I nodi della Lombardia
e quelli dei partiti

Dopo ipotesi, annunci, rinvii e rimpasti quasi infiniti la Lombardia ha una nuova Giunta. In realtà le modifiche sono abbastanza ridotte dal punto di vista quantitativo: 3 assessori nuovi su 16. Ma qualitativamente parlando la seconda fase della presidenza di Attilio Fontana assume dei contorni ben diversi. Come ampiamente prevedibile, Giulio Gallera, contestato assessore al Welfare e Sanità, ha passato la mano. Obtorto collo, va detto. Vero che quello che si è abbattuto sulla Lombardia è stato uno tsunami impossibile anche solo da immaginare.

Ma lo è pure il fatto che Gallera non ha fatto molto per evitare ulteriori problemi e scivoloni in serie. Il più recente, quello sull’avvio della campagna vaccinale, in realtà conta poco: il suo destino era già ampiamente segnato. Di certo l’avvicendamento non risolve così, sic et simpliciter, tutti i problemi che la sanità lombarda ha evidenziato in questa drammatica fase, soprattutto sul versante della medicina di territorio.

Al suo posto c’è ora Letizia Moratti ed è una nomina di peso, magari non rientrante in quelle «nuove forze fresche» citate ieri da Fontana, considerato il suo chilometrico curriculum, ma sicuramente d’esperienza. Di certo non è un soggetto abituato a fare il vice ma a giocare sempre da protagonista: da Palazzo Marino all’Expo, dalla Rai al governo Berlusconi passando per la stessa Ubi, tutti ruoli da primattrice. L’attende una sfida decisamente difficile: da un lato gestire e organizzare una fase decisiva come quella della somministrazione dei vaccini Covid, dall’altra mettere mano a quei problemi che si sono ben palesati (in taluni casi semplicemente acuiti) in una sanità lombarda che rimane comunque di livello.

Il primo obiettivo deve essere necessariamente a breve termine, per il secondo non bastano sicuramente i due anni (e poco più) che mancano al ritorno alla urne. Il che sposta necessariamente l’orizzonte del suo agire politico più in là della scadenza del Fontana I. Potrebbe essere il candidato del centrodestra in una Regione guidata ininterrottamente dal 1995? Probabilmente sì, con buona pace di Fontana che in realtà non è mai sembrato granché interessato ad un secondo mandato.

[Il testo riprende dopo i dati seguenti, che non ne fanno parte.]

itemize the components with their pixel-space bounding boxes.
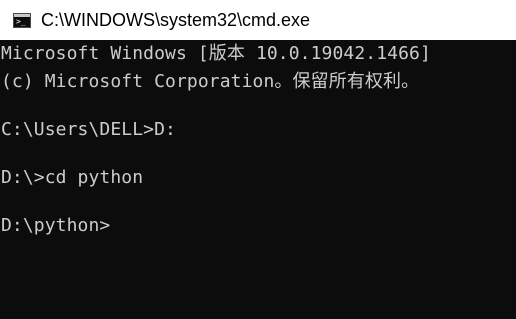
console-line-version: Microsoft Windows [版本 10.0.19042.1466] <box>1 43 431 64</box>
console-line-copyright: (c) Microsoft Corporation。保留所有权利。 <box>1 71 420 92</box>
console-output-area[interactable]: Microsoft Windows [版本 10.0.19042.1466] (… <box>0 40 516 319</box>
cmd-console-icon: >_ <box>13 13 31 28</box>
console-line-command: D:\>cd python <box>1 167 144 188</box>
cmd-window: >_ C:\WINDOWS\system32\cmd.exe Microsoft… <box>0 0 516 319</box>
title-bar[interactable]: >_ C:\WINDOWS\system32\cmd.exe <box>0 0 516 40</box>
console-line-prompt: D:\python> <box>1 215 111 236</box>
window-title: C:\WINDOWS\system32\cmd.exe <box>41 10 311 30</box>
console-line-command: C:\Users\DELL>D: <box>1 119 176 140</box>
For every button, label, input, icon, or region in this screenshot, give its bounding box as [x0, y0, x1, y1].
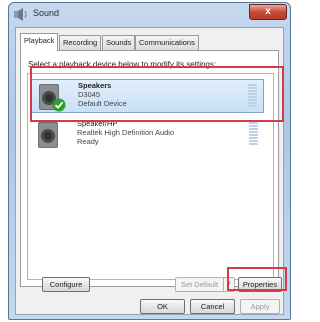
title-bar[interactable]: Sound x [9, 3, 290, 26]
tab-communications[interactable]: Communications [135, 35, 199, 50]
close-icon: x [265, 6, 271, 17]
device-description: Realtek High Definition Audio [77, 128, 175, 137]
speaker-icon [38, 122, 58, 148]
set-default-button[interactable]: Set Default ▼ [175, 277, 235, 292]
apply-button[interactable]: Apply [240, 299, 280, 314]
ok-button[interactable]: OK [140, 299, 185, 314]
window-title: Sound [33, 8, 60, 18]
configure-button[interactable]: Configure [42, 277, 90, 292]
device-highlight-box [30, 66, 284, 122]
cancel-button[interactable]: Cancel [190, 299, 235, 314]
volume-meter [249, 122, 258, 148]
sound-app-icon [14, 8, 27, 21]
properties-highlight-box [227, 267, 287, 291]
tab-playback[interactable]: Playback [20, 33, 59, 51]
device-speaker-hp[interactable]: Speaker/HP Realtek High Definition Audio… [31, 118, 264, 152]
tab-recording[interactable]: Recording [59, 35, 102, 50]
tab-sounds[interactable]: Sounds [102, 35, 136, 50]
set-default-label: Set Default [180, 280, 219, 289]
device-status: Ready [77, 137, 99, 146]
close-button[interactable]: x [249, 4, 287, 20]
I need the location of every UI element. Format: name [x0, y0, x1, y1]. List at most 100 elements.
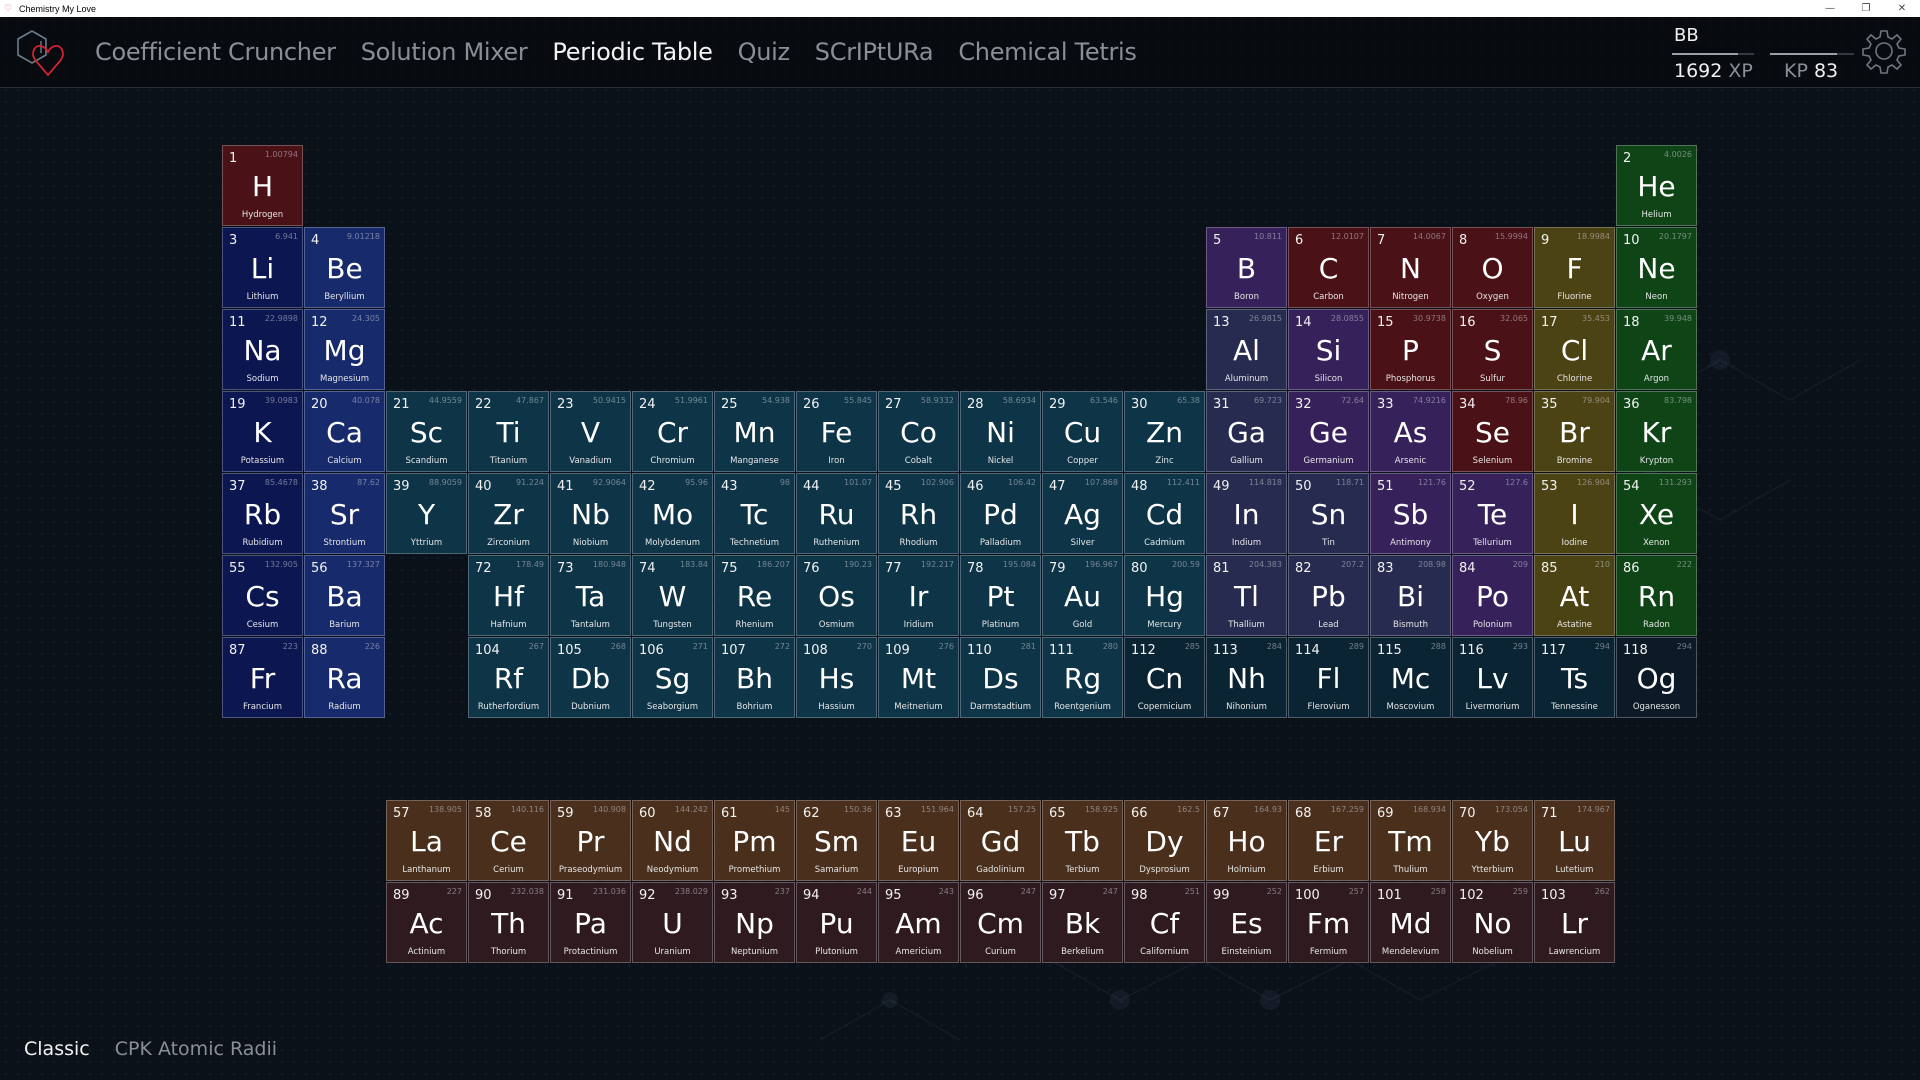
element-cell-platinum[interactable]: 78 195.084 Pt Platinum: [960, 555, 1041, 636]
restore-button[interactable]: ❐: [1848, 0, 1884, 17]
element-cell-sulfur[interactable]: 16 32.065 S Sulfur: [1452, 309, 1533, 390]
element-cell-fluorine[interactable]: 9 18.9984 F Fluorine: [1534, 227, 1615, 308]
element-cell-cadmium[interactable]: 48 112.411 Cd Cadmium: [1124, 473, 1205, 554]
element-cell-carbon[interactable]: 6 12.0107 C Carbon: [1288, 227, 1369, 308]
element-cell-hafnium[interactable]: 72 178.49 Hf Hafnium: [468, 555, 549, 636]
close-button[interactable]: ✕: [1884, 0, 1920, 17]
element-cell-helium[interactable]: 2 4.0026 He Helium: [1616, 145, 1697, 226]
element-cell-nitrogen[interactable]: 7 14.0067 N Nitrogen: [1370, 227, 1451, 308]
element-cell-gold[interactable]: 79 196.967 Au Gold: [1042, 555, 1123, 636]
element-cell-mendelevium[interactable]: 101 258 Md Mendelevium: [1370, 882, 1451, 963]
nav-quiz[interactable]: Quiz: [738, 38, 790, 66]
element-cell-erbium[interactable]: 68 167.259 Er Erbium: [1288, 800, 1369, 881]
nav-scriptura[interactable]: SCrIPtURa: [815, 38, 934, 66]
element-cell-scandium[interactable]: 21 44.9559 Sc Scandium: [386, 391, 467, 472]
element-cell-boron[interactable]: 5 10.811 B Boron: [1206, 227, 1287, 308]
element-cell-technetium[interactable]: 43 98 Tc Technetium: [714, 473, 795, 554]
element-cell-cesium[interactable]: 55 132.905 Cs Cesium: [222, 555, 303, 636]
element-cell-cerium[interactable]: 58 140.116 Ce Cerium: [468, 800, 549, 881]
element-cell-titanium[interactable]: 22 47.867 Ti Titanium: [468, 391, 549, 472]
element-cell-berkelium[interactable]: 97 247 Bk Berkelium: [1042, 882, 1123, 963]
element-cell-arsenic[interactable]: 33 74.9216 As Arsenic: [1370, 391, 1451, 472]
element-cell-einsteinium[interactable]: 99 252 Es Einsteinium: [1206, 882, 1287, 963]
element-cell-rutherfordium[interactable]: 104 267 Rf Rutherfordium: [468, 637, 549, 718]
element-cell-tungsten[interactable]: 74 183.84 W Tungsten: [632, 555, 713, 636]
element-cell-ruthenium[interactable]: 44 101.07 Ru Ruthenium: [796, 473, 877, 554]
element-cell-hydrogen[interactable]: 1 1.00794 H Hydrogen: [222, 145, 303, 226]
nav-periodic-table[interactable]: Periodic Table: [552, 38, 713, 66]
element-cell-zirconium[interactable]: 40 91.224 Zr Zirconium: [468, 473, 549, 554]
element-cell-rhodium[interactable]: 45 102.906 Rh Rhodium: [878, 473, 959, 554]
element-cell-aluminum[interactable]: 13 26.9815 Al Aluminum: [1206, 309, 1287, 390]
element-cell-iridium[interactable]: 77 192.217 Ir Iridium: [878, 555, 959, 636]
element-cell-francium[interactable]: 87 223 Fr Francium: [222, 637, 303, 718]
element-cell-chlorine[interactable]: 17 35.453 Cl Chlorine: [1534, 309, 1615, 390]
element-cell-bohrium[interactable]: 107 272 Bh Bohrium: [714, 637, 795, 718]
element-cell-holmium[interactable]: 67 164.93 Ho Holmium: [1206, 800, 1287, 881]
element-cell-samarium[interactable]: 62 150.36 Sm Samarium: [796, 800, 877, 881]
element-cell-radon[interactable]: 86 222 Rn Radon: [1616, 555, 1697, 636]
element-cell-vanadium[interactable]: 23 50.9415 V Vanadium: [550, 391, 631, 472]
element-cell-thorium[interactable]: 90 232.038 Th Thorium: [468, 882, 549, 963]
element-cell-thallium[interactable]: 81 204.383 Tl Thallium: [1206, 555, 1287, 636]
element-cell-yttrium[interactable]: 39 88.9059 Y Yttrium: [386, 473, 467, 554]
element-cell-oganesson[interactable]: 118 294 Og Oganesson: [1616, 637, 1697, 718]
element-cell-iodine[interactable]: 53 126.904 I Iodine: [1534, 473, 1615, 554]
element-cell-silver[interactable]: 47 107.868 Ag Silver: [1042, 473, 1123, 554]
element-cell-europium[interactable]: 63 151.964 Eu Europium: [878, 800, 959, 881]
element-cell-fermium[interactable]: 100 257 Fm Fermium: [1288, 882, 1369, 963]
element-cell-niobium[interactable]: 41 92.9064 Nb Niobium: [550, 473, 631, 554]
element-cell-sodium[interactable]: 11 22.9898 Na Sodium: [222, 309, 303, 390]
element-cell-tennessine[interactable]: 117 294 Ts Tennessine: [1534, 637, 1615, 718]
element-cell-moscovium[interactable]: 115 288 Mc Moscovium: [1370, 637, 1451, 718]
element-cell-bismuth[interactable]: 83 208.98 Bi Bismuth: [1370, 555, 1451, 636]
element-cell-dubnium[interactable]: 105 268 Db Dubnium: [550, 637, 631, 718]
element-cell-praseodymium[interactable]: 59 140.908 Pr Praseodymium: [550, 800, 631, 881]
element-cell-livermorium[interactable]: 116 293 Lv Livermorium: [1452, 637, 1533, 718]
element-cell-selenium[interactable]: 34 78.96 Se Selenium: [1452, 391, 1533, 472]
element-cell-nickel[interactable]: 28 58.6934 Ni Nickel: [960, 391, 1041, 472]
element-cell-rubidium[interactable]: 37 85.4678 Rb Rubidium: [222, 473, 303, 554]
element-cell-antimony[interactable]: 51 121.76 Sb Antimony: [1370, 473, 1451, 554]
element-cell-indium[interactable]: 49 114.818 In Indium: [1206, 473, 1287, 554]
element-cell-rhenium[interactable]: 75 186.207 Re Rhenium: [714, 555, 795, 636]
element-cell-hassium[interactable]: 108 270 Hs Hassium: [796, 637, 877, 718]
element-cell-tin[interactable]: 50 118.71 Sn Tin: [1288, 473, 1369, 554]
element-cell-neodymium[interactable]: 60 144.242 Nd Neodymium: [632, 800, 713, 881]
element-cell-calcium[interactable]: 20 40.078 Ca Calcium: [304, 391, 385, 472]
element-cell-dysprosium[interactable]: 66 162.5 Dy Dysprosium: [1124, 800, 1205, 881]
element-cell-lanthanum[interactable]: 57 138.905 La Lanthanum: [386, 800, 467, 881]
element-cell-phosphorus[interactable]: 15 30.9738 P Phosphorus: [1370, 309, 1451, 390]
element-cell-nihonium[interactable]: 113 284 Nh Nihonium: [1206, 637, 1287, 718]
element-cell-plutonium[interactable]: 94 244 Pu Plutonium: [796, 882, 877, 963]
element-cell-thulium[interactable]: 69 168.934 Tm Thulium: [1370, 800, 1451, 881]
element-cell-palladium[interactable]: 46 106.42 Pd Palladium: [960, 473, 1041, 554]
element-cell-potassium[interactable]: 19 39.0983 K Potassium: [222, 391, 303, 472]
element-cell-americium[interactable]: 95 243 Am Americium: [878, 882, 959, 963]
element-cell-zinc[interactable]: 30 65.38 Zn Zinc: [1124, 391, 1205, 472]
element-cell-tantalum[interactable]: 73 180.948 Ta Tantalum: [550, 555, 631, 636]
element-cell-nobelium[interactable]: 102 259 No Nobelium: [1452, 882, 1533, 963]
element-cell-strontium[interactable]: 38 87.62 Sr Strontium: [304, 473, 385, 554]
element-cell-polonium[interactable]: 84 209 Po Polonium: [1452, 555, 1533, 636]
element-cell-chromium[interactable]: 24 51.9961 Cr Chromium: [632, 391, 713, 472]
element-cell-cobalt[interactable]: 27 58.9332 Co Cobalt: [878, 391, 959, 472]
element-cell-copper[interactable]: 29 63.546 Cu Copper: [1042, 391, 1123, 472]
element-cell-tellurium[interactable]: 52 127.6 Te Tellurium: [1452, 473, 1533, 554]
element-cell-neon[interactable]: 10 20.1797 Ne Neon: [1616, 227, 1697, 308]
element-cell-lawrencium[interactable]: 103 262 Lr Lawrencium: [1534, 882, 1615, 963]
element-cell-argon[interactable]: 18 39.948 Ar Argon: [1616, 309, 1697, 390]
element-cell-oxygen[interactable]: 8 15.9994 O Oxygen: [1452, 227, 1533, 308]
element-cell-barium[interactable]: 56 137.327 Ba Barium: [304, 555, 385, 636]
element-cell-neptunium[interactable]: 93 237 Np Neptunium: [714, 882, 795, 963]
element-cell-seaborgium[interactable]: 106 271 Sg Seaborgium: [632, 637, 713, 718]
element-cell-molybdenum[interactable]: 42 95.96 Mo Molybdenum: [632, 473, 713, 554]
element-cell-bromine[interactable]: 35 79.904 Br Bromine: [1534, 391, 1615, 472]
element-cell-magnesium[interactable]: 12 24.305 Mg Magnesium: [304, 309, 385, 390]
element-cell-astatine[interactable]: 85 210 At Astatine: [1534, 555, 1615, 636]
element-cell-lithium[interactable]: 3 6.941 Li Lithium: [222, 227, 303, 308]
element-cell-meitnerium[interactable]: 109 276 Mt Meitnerium: [878, 637, 959, 718]
element-cell-actinium[interactable]: 89 227 Ac Actinium: [386, 882, 467, 963]
element-cell-xenon[interactable]: 54 131.293 Xe Xenon: [1616, 473, 1697, 554]
element-cell-gadolinium[interactable]: 64 157.25 Gd Gadolinium: [960, 800, 1041, 881]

Il problema per il presidente lombardo potrebbe invece paradossalmente arrivare dal fuoco amico, quello di Matteo Salvini che ha giocato molto pesantemente in questa partita, ottenendo come primo risultato anche il ritorno in campo di un Silvio Berlusconi mai visto così interessato alle vicende lombarde e pronto a rivendicare la Moratti come una propria scelta. Salvini gli ha risposto avallando da un lato il nome dell’ex sindaco di Milano (anche se la teoria del manager come panacea di tutti i mali sa un po’ di centrodestra d’antan), dall’altro mettendo in squadra due fedelissimi come Alessandra Locatelli, già ministro, e soprattutto Guido Guidesi. Per questo lodigiano molto concreto e poco appariscente è stato disegnato un assessorato allo Sviluppo economico che gestirà anche la fondamentale partita del Recovery fund. Insieme all’assessorato al Bilancio guidato dal granitico (e leghista) Davide Caparini costituirà un’autentica linea Maginot nella Giunta: volente o nolente si dovrà passare da qui.

I problemi, volendo vedere, sulla carta ora sono tutti di Fontana da un lato messo «sotto tutela» (commissariato magari è troppo, ma la sostanza non cambia molto) dai suoi e dall’altro alle prese con una Moratti che non pare proprio destinata, né tantomeno rassegnata, ad un ruolo di secondo piano. Sullo sfondo una Lombardia piegata dal virus che aspetta di ripartire e non può permettersi altri passi falsi. Tantomeno dalla Regione e tantomeno per diatribe interne o meri calcoli elettorali. Non sarebbe mai il tempo, non lo è proprio ora.